Intervention de Franck von Lennep

Mission d'évaluation et de contrôle de la sécurité sociale — Réunion du 30 mars 2022 à 14h30
Audition de M. Franck Von lennep directeur de la sécurité sociale

Franck von Lennep, directeur de la sécurité sociale :

Oui, cela n'irait pas jusqu'au bout du scénario de la « grande sécu », où une économie est réalisée sur les frais de gestion.

Votre deuxième question, portant sur la hausse estimée à 20 milliards d'euros des prélèvements obligatoires dans le scénario de la « grande sécu », me regarde moins que vous, car son appréciation est purement politique. Cela impliquerait une hausse des contributions des employeurs pour les entreprises, et une hausse de la CSG (contribution sociale généralisée) pour les assurés.

En théorie, il doit être possible d'expliquer aux gens que, même si on augmentait la CSG, ils resteraient gagnants, car ils paieraient beaucoup moins de cotisations à leur organisme complémentaire. Mais dans la vraie vie, est-il réellement possible de convaincre les Français qu'une augmentation de la CSG va entraîner une hausse du pouvoir d'achat, ce qui serait le cas, puisque 5 milliards d'euros de frais de gestion seraient redistribués ? Je pense que cela reste difficile. Peut-être le Hcaam n'a-t-il pas trouvé la manière de présenter cette réforme de manière convaincante.

En réponse à votre troisième question, la réticence des mutuelles et des organismes complémentaires n'est pas surprenante, car leur marché serait largement aspiré par la puissance publique. Nous avons beaucoup de contacts à la fois officiels et officieux avec ces organismes et avec leurs représentants institutionnels. Je leur dis que, même si nous ne faisons pas la « grande sécu », il y a des attentes fortes de la part du Gouvernement, des parlementaires et des Français.

Les choses bougeront, et si les organismes complémentaires ne sont pas à la manoeuvre, les choses évolueront peut-être contre eux à moyen terme.
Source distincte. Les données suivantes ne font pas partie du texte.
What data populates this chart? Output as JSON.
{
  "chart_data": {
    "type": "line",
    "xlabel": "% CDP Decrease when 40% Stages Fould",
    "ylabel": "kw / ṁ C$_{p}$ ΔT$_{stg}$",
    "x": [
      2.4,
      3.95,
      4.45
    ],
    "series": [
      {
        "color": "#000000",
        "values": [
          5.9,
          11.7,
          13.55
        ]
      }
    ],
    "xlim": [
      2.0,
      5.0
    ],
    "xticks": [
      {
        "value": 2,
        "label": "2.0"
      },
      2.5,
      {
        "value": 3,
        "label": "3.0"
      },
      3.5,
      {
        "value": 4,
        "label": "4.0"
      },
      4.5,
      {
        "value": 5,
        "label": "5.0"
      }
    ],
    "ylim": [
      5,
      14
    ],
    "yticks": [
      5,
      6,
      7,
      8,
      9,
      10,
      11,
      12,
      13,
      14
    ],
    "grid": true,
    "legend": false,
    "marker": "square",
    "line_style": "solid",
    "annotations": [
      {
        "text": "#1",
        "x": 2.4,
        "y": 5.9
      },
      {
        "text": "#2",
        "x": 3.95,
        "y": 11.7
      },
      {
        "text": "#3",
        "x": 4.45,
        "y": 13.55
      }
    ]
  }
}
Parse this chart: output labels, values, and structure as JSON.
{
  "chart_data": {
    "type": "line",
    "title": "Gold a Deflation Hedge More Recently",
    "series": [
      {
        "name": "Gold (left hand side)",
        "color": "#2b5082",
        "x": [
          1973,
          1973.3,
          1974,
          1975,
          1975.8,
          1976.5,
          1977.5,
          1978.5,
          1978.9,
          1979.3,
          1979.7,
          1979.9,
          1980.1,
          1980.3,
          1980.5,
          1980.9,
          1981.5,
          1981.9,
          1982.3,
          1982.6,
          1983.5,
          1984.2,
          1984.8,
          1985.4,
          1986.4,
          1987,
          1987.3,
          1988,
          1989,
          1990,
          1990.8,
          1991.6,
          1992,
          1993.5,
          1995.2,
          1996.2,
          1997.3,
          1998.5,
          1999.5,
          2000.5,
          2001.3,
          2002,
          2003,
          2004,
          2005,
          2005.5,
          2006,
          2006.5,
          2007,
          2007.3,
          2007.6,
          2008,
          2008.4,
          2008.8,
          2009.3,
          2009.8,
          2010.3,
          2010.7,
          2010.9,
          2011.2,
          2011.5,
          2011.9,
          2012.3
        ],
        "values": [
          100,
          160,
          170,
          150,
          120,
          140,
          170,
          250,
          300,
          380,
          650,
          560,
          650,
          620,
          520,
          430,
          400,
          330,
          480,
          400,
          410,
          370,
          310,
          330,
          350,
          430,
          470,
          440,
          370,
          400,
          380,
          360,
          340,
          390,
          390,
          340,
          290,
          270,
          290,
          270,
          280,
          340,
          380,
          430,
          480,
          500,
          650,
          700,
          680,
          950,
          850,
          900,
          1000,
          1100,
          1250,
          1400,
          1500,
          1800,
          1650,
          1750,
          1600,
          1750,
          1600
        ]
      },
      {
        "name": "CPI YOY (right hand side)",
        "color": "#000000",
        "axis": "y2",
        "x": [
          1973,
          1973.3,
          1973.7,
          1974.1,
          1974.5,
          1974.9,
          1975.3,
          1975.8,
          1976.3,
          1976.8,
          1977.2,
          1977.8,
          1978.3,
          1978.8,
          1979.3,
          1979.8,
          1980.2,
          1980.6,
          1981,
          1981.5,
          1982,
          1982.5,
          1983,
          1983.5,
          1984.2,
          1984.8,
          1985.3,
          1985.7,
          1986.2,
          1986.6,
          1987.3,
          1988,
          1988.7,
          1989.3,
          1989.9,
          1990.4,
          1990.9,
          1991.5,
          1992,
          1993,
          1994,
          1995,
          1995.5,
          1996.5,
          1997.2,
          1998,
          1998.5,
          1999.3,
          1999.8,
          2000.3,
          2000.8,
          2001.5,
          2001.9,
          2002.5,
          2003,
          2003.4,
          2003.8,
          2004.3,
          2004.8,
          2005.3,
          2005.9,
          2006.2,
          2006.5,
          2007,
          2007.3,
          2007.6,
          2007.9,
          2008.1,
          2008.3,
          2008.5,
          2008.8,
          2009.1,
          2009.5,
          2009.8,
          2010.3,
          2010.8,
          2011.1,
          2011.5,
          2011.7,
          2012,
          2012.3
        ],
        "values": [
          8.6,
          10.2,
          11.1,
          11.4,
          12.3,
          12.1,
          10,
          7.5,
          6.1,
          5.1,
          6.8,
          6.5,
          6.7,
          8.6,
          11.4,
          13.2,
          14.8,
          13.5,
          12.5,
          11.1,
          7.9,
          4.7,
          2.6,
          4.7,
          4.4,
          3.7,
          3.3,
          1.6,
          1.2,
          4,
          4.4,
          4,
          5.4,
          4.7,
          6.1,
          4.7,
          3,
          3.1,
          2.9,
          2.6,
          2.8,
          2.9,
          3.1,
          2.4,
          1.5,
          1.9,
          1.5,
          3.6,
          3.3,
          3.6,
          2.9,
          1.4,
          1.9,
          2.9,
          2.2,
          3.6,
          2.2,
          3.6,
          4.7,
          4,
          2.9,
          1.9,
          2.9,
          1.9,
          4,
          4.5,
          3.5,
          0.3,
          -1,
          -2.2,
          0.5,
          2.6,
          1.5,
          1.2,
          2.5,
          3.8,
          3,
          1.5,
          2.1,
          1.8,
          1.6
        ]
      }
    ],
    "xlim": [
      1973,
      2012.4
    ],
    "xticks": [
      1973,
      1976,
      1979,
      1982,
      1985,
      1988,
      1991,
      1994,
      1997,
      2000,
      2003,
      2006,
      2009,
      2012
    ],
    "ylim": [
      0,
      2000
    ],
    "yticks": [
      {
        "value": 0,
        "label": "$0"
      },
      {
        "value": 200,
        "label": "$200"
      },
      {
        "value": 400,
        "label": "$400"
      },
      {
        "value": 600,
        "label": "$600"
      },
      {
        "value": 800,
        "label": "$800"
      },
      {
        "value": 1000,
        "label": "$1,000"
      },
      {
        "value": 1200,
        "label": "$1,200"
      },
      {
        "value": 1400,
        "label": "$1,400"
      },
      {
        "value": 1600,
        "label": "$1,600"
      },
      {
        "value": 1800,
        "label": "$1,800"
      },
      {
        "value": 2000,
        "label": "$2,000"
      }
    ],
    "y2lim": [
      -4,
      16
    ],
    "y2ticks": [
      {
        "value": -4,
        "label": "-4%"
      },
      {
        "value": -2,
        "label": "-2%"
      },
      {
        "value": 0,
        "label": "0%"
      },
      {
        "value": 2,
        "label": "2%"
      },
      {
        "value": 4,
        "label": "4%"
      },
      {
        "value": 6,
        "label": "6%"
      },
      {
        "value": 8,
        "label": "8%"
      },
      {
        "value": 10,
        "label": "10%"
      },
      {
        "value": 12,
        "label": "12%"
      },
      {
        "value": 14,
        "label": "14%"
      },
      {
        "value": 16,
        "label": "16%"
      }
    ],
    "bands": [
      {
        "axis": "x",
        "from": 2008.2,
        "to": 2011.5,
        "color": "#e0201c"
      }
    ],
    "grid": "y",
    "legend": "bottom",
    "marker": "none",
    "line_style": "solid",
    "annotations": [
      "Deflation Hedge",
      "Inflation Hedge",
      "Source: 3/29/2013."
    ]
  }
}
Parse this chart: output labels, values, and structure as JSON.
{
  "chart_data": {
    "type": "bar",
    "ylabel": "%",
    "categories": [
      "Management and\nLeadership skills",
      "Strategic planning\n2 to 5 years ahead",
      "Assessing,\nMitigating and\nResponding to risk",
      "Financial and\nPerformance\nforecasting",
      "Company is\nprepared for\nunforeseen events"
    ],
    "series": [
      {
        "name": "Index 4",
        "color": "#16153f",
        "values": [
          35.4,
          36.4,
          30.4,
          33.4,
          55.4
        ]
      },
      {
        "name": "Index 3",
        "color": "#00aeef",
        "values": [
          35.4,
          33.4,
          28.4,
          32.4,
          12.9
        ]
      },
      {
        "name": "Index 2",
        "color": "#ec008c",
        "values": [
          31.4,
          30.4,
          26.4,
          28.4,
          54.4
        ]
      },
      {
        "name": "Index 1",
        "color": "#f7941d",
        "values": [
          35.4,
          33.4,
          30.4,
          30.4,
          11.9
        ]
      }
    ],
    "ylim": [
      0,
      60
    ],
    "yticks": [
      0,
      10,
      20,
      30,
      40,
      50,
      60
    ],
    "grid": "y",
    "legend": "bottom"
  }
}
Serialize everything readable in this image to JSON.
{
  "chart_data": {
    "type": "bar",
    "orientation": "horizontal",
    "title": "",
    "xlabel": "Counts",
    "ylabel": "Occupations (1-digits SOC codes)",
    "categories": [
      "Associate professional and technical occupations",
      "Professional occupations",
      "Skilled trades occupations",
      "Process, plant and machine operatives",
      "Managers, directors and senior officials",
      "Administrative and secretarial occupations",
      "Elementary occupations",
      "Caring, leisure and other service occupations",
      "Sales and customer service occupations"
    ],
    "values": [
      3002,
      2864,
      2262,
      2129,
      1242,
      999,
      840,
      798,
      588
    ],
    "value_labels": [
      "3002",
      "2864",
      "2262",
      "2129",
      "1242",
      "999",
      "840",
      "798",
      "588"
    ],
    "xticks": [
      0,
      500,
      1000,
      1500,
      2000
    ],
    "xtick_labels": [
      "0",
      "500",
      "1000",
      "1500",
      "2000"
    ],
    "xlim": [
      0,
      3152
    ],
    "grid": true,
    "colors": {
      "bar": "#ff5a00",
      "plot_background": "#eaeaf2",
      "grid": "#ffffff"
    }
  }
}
Ils entendent cela ; ils acceptent de discuter au sujet des services rendus par les complémentaires, et ils recherchent des outils de meilleure mutualisation. Ils n'aiment pas toujours parler des frais de gestion, mais ils comprennent que ce système coûte très cher aux Français.

Vous me demandez si la « grande sécu » serait financée à moyen ou à long terme par une diminution des remboursements de l'assurance maladie obligatoire, et si cela entrerait en concurrence avec le retour à l'équilibre des comptes. Il serait difficile de porter le projet de « grande sécu » avec un déficit de dix milliards d'euros : ce projet n'est crédible que si les comptes de l'assurance maladie sont à l'équilibre.

Je note cependant que, depuis dix ans, malgré la situation financière difficile, il n'y a pas eu de déremboursements ou de transfert de l'assurance maladie obligatoire vers les complémentaires. La couverture des soins par la sécurité sociale a même augmenté depuis dix ans, en passant de 77 % à 78 % des soins, sans tenir compte des frais de la crise couverts par l'assurance maladie.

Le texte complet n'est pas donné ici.